Umm Kulthum was dubbed by music critic Will Hermes as “the soul of the pan-Arab world”, the magazine reported. Moreover, the list asserted Um Kulthum’s timeless dominance of Arab culture, stating that she has “no real equivalent in the west”.
Umm Kulthum’s birth date is widely debated, while her birthplace stands as the village of Tamay El-Zahayra in Dakahlia Governorate, where her father earned his bread calling for prayers and singing in weddings, a profession that Umm Kulthum took on at the tender age of 12 years old.
In a career spanning more than 5 decades, Umm Kulthum’s contralto register, the lowest for a woman, mesmerized people the world over with a discography spanning more than 300 songs, all of which were never performed in the same manner twice as Umm Kulthum was known for her virtuosic improvisation.

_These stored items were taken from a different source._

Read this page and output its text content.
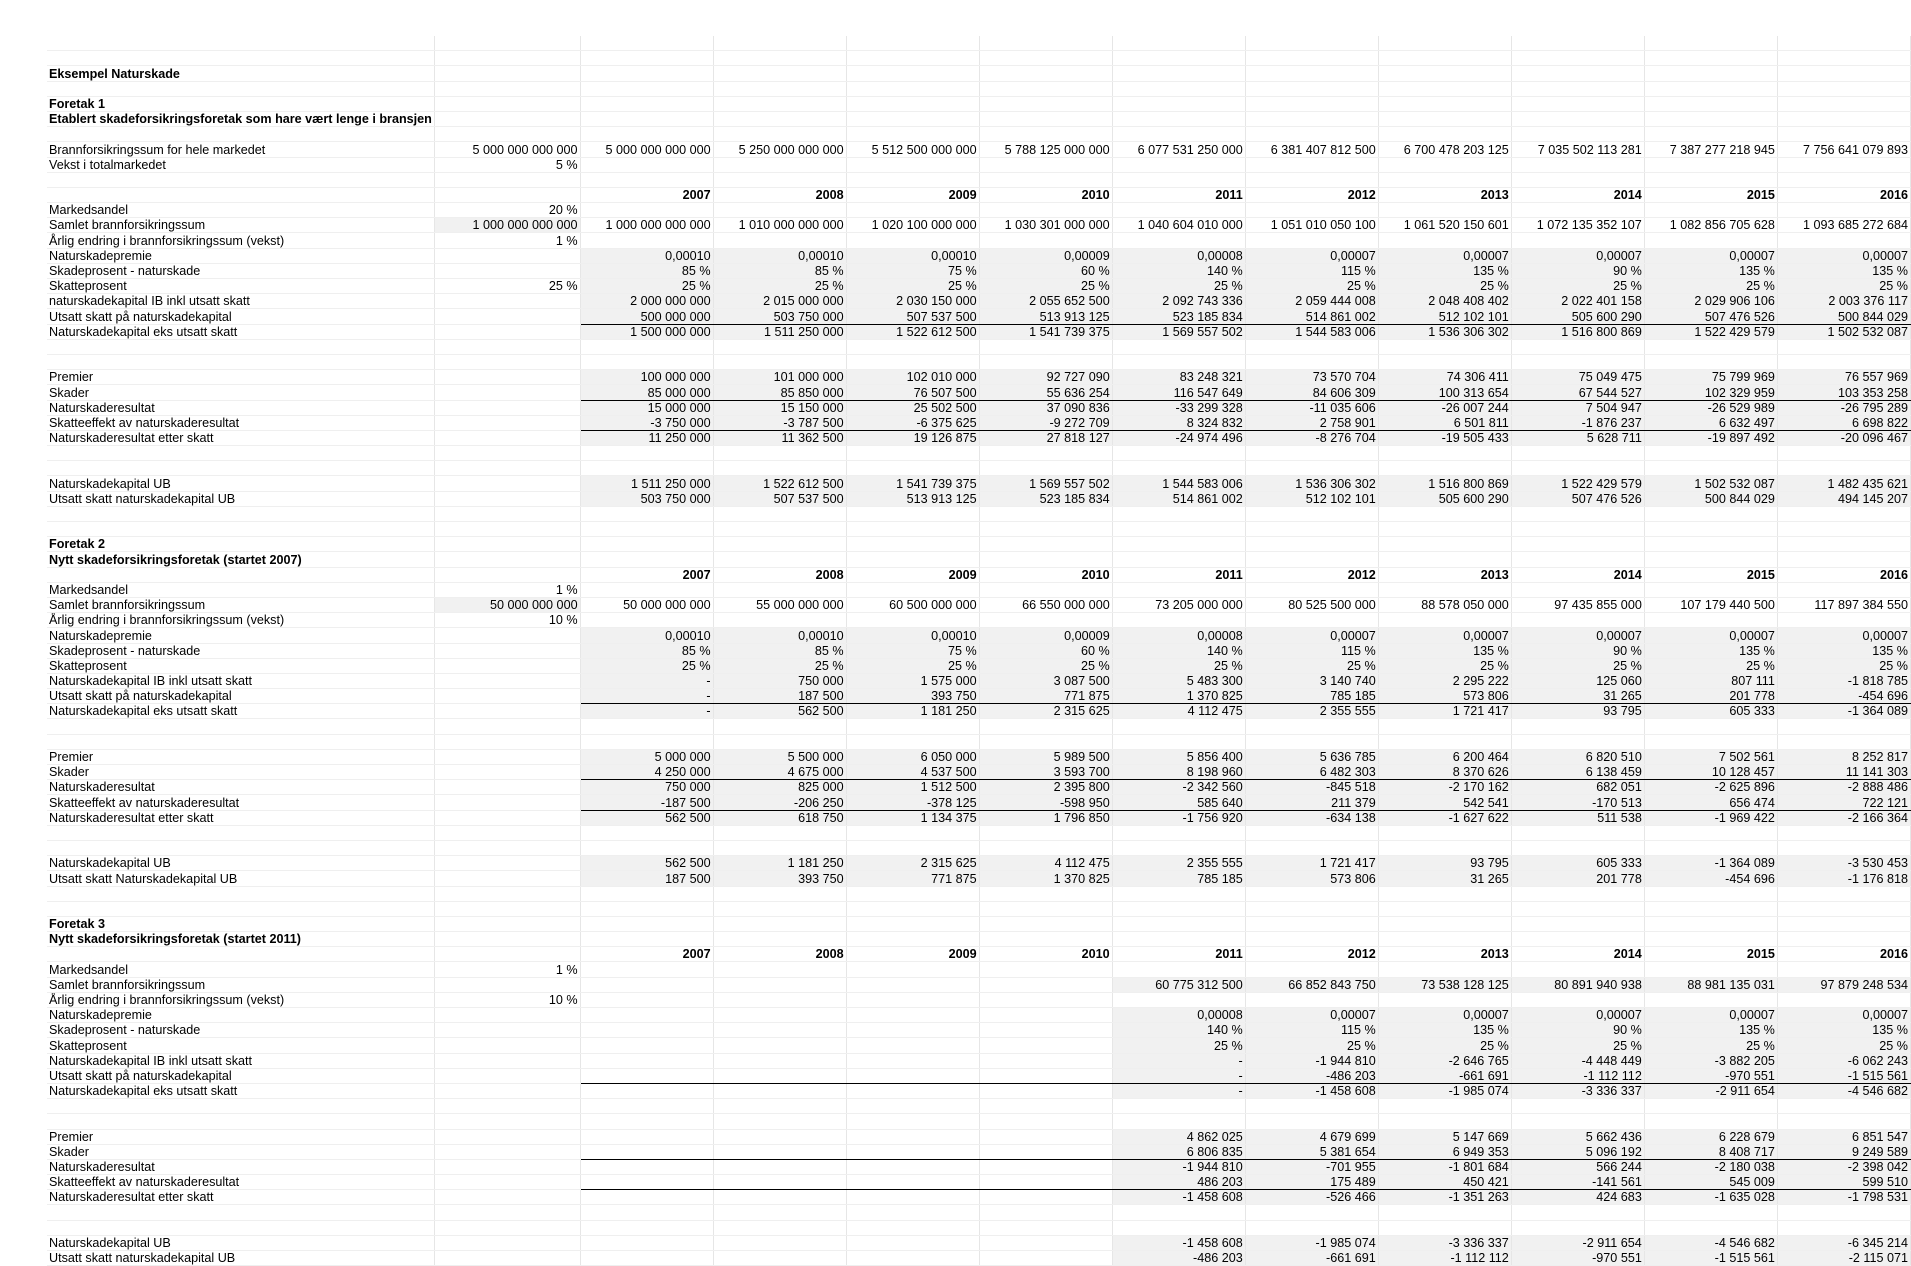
Eksempel Naturskade											

Foretak 1											
Etablert skadeforsikringsforetak som hare vært lenge i bransjen											

Brannforsikringssum for hele markedet	5 000 000 000 000	5 000 000 000 000	5 250 000 000 000	5 512 500 000 000	5 788 125 000 000	6 077 531 250 000	6 381 407 812 500	6 700 478 203 125	7 035 502 113 281	7 387 277 218 945	7 756 641 079 893
Vekst i totalmarkedet	5 %										

		2007	2008	2009	2010	2011	2012	2013	2014	2015	2016
Markedsandel	20 %										
Samlet brannforsikringssum	1 000 000 000 000	1 000 000 000 000	1 010 000 000 000	1 020 100 000 000	1 030 301 000 000	1 040 604 010 000	1 051 010 050 100	1 061 520 150 601	1 072 135 352 107	1 082 856 705 628	1 093 685 272 684
Årlig endring i brannforsikringssum (vekst)	1 %										
Naturskadepremie		0,00010	0,00010	0,00010	0,00009	0,00008	0,00007	0,00007	0,00007	0,00007	0,00007
Skadeprosent - naturskade		85 %	85 %	75 %	60 %	140 %	115 %	135 %	90 %	135 %	135 %
Skatteprosent	25 %	25 %	25 %	25 %	25 %	25 %	25 %	25 %	25 %	25 %	25 %
naturskadekapital IB inkl utsatt skatt		2 000 000 000	2 015 000 000	2 030 150 000	2 055 652 500	2 092 743 336	2 059 444 008	2 048 408 402	2 022 401 158	2 029 906 106	2 003 376 117
Utsatt skatt på naturskadekapital		500 000 000	503 750 000	507 537 500	513 913 125	523 185 834	514 861 002	512 102 101	505 600 290	507 476 526	500 844 029
Naturskadekapital eks utsatt skatt		1 500 000 000	1 511 250 000	1 522 612 500	1 541 739 375	1 569 557 502	1 544 583 006	1 536 306 302	1 516 800 869	1 522 429 579	1 502 532 087

Premier		100 000 000	101 000 000	102 010 000	92 727 090	83 248 321	73 570 704	74 306 411	75 049 475	75 799 969	76 557 969
Skader		85 000 000	85 850 000	76 507 500	55 636 254	116 547 649	84 606 309	100 313 654	67 544 527	102 329 959	103 353 258
Naturskaderesultat		15 000 000	15 150 000	25 502 500	37 090 836	-33 299 328	-11 035 606	-26 007 244	7 504 947	-26 529 989	-26 795 289
Skatteeffekt av naturskaderesultat		-3 750 000	-3 787 500	-6 375 625	-9 272 709	8 324 832	2 758 901	6 501 811	-1 876 237	6 632 497	6 698 822
Naturskaderesultat etter skatt		11 250 000	11 362 500	19 126 875	27 818 127	-24 974 496	-8 276 704	-19 505 433	5 628 711	-19 897 492	-20 096 467

Naturskadekapital UB		1 511 250 000	1 522 612 500	1 541 739 375	1 569 557 502	1 544 583 006	1 536 306 302	1 516 800 869	1 522 429 579	1 502 532 087	1 482 435 621
Utsatt skatt naturskadekapital UB		503 750 000	507 537 500	513 913 125	523 185 834	514 861 002	512 102 101	505 600 290	507 476 526	500 844 029	494 145 207

Foretak 2											
Nytt skadeforsikringsforetak (startet 2007)											
		2007	2008	2009	2010	2011	2012	2013	2014	2015	2016
Markedsandel	1 %										
Samlet brannforsikringssum	50 000 000 000	50 000 000 000	55 000 000 000	60 500 000 000	66 550 000 000	73 205 000 000	80 525 500 000	88 578 050 000	97 435 855 000	107 179 440 500	117 897 384 550
Årlig endring i brannforsikringssum (vekst)	10 %										
Naturskadepremie		0,00010	0,00010	0,00010	0,00009	0,00008	0,00007	0,00007	0,00007	0,00007	0,00007
Skadeprosent - naturskade		85 %	85 %	75 %	60 %	140 %	115 %	135 %	90 %	135 %	135 %
Skatteprosent		25 %	25 %	25 %	25 %	25 %	25 %	25 %	25 %	25 %	25 %
Naturskadekapital IB inkl utsatt skatt		-	750 000	1 575 000	3 087 500	5 483 300	3 140 740	2 295 222	125 060	807 111	-1 818 785
Utsatt skatt på naturskadekapital		-	187 500	393 750	771 875	1 370 825	785 185	573 806	31 265	201 778	-454 696
Naturskadekapital eks utsatt skatt		-	562 500	1 181 250	2 315 625	4 112 475	2 355 555	1 721 417	93 795	605 333	-1 364 089

Premier		5 000 000	5 500 000	6 050 000	5 989 500	5 856 400	5 636 785	6 200 464	6 820 510	7 502 561	8 252 817
Skader		4 250 000	4 675 000	4 537 500	3 593 700	8 198 960	6 482 303	8 370 626	6 138 459	10 128 457	11 141 303
Naturskaderesultat		750 000	825 000	1 512 500	2 395 800	-2 342 560	-845 518	-2 170 162	682 051	-2 625 896	-2 888 486
Skatteeffekt av naturskaderesultat		-187 500	-206 250	-378 125	-598 950	585 640	211 379	542 541	-170 513	656 474	722 121
Naturskaderesultat etter skatt		562 500	618 750	1 134 375	1 796 850	-1 756 920	-634 138	-1 627 622	511 538	-1 969 422	-2 166 364

Naturskadekapital UB		562 500	1 181 250	2 315 625	4 112 475	2 355 555	1 721 417	93 795	605 333	-1 364 089	-3 530 453
Utsatt skatt Naturskadekapital UB		187 500	393 750	771 875	1 370 825	785 185	573 806	31 265	201 778	-454 696	-1 176 818

Foretak 3											
Nytt skadeforsikringsforetak (startet 2011)											
		2007	2008	2009	2010	2011	2012	2013	2014	2015	2016
Markedsandel	1 %										
Samlet brannforsikringssum						60 775 312 500	66 852 843 750	73 538 128 125	80 891 940 938	88 981 135 031	97 879 248 534
Årlig endring i brannforsikringssum (vekst)	10 %										
Naturskadepremie						0,00008	0,00007	0,00007	0,00007	0,00007	0,00007
Skadeprosent - naturskade						140 %	115 %	135 %	90 %	135 %	135 %
Skatteprosent						25 %	25 %	25 %	25 %	25 %	25 %
Naturskadekapital IB inkl utsatt skatt						-	-1 944 810	-2 646 765	-4 448 449	-3 882 205	-6 062 243
Utsatt skatt på naturskadekapital						-	-486 203	-661 691	-1 112 112	-970 551	-1 515 561
Naturskadekapital eks utsatt skatt						-	-1 458 608	-1 985 074	-3 336 337	-2 911 654	-4 546 682

Premier						4 862 025	4 679 699	5 147 669	5 662 436	6 228 679	6 851 547
Skader						6 806 835	5 381 654	6 949 353	5 096 192	8 408 717	9 249 589
Naturskaderesultat						-1 944 810	-701 955	-1 801 684	566 244	-2 180 038	-2 398 042
Skatteeffekt av naturskaderesultat						486 203	175 489	450 421	-141 561	545 009	599 510
Naturskaderesultat etter skatt						-1 458 608	-526 466	-1 351 263	424 683	-1 635 028	-1 798 531

Naturskadekapital UB						-1 458 608	-1 985 074	-3 336 337	-2 911 654	-4 546 682	-6 345 214
Utsatt skatt naturskadekapital UB						-486 203	-661 691	-1 112 112	-970 551	-1 515 561	-2 115 071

Her songs would easily outlast an hour, and her concerts lasted for about 5 hours. While performing her songs, she would bring her audience to a state of enchantment, or tarab, that has become characteristic of most Arabic music.
Her death in 1975 from kidney failure brought millions to the streets of Cairo to mourn; and while she is heralded by many to be Egypt’s best diplomat, due to her cultural significance and soft power contributing to Egypt’s foreign influence, she is remembered best by her voice which was so powerful that she did not use a microphone during her lengthy concerts.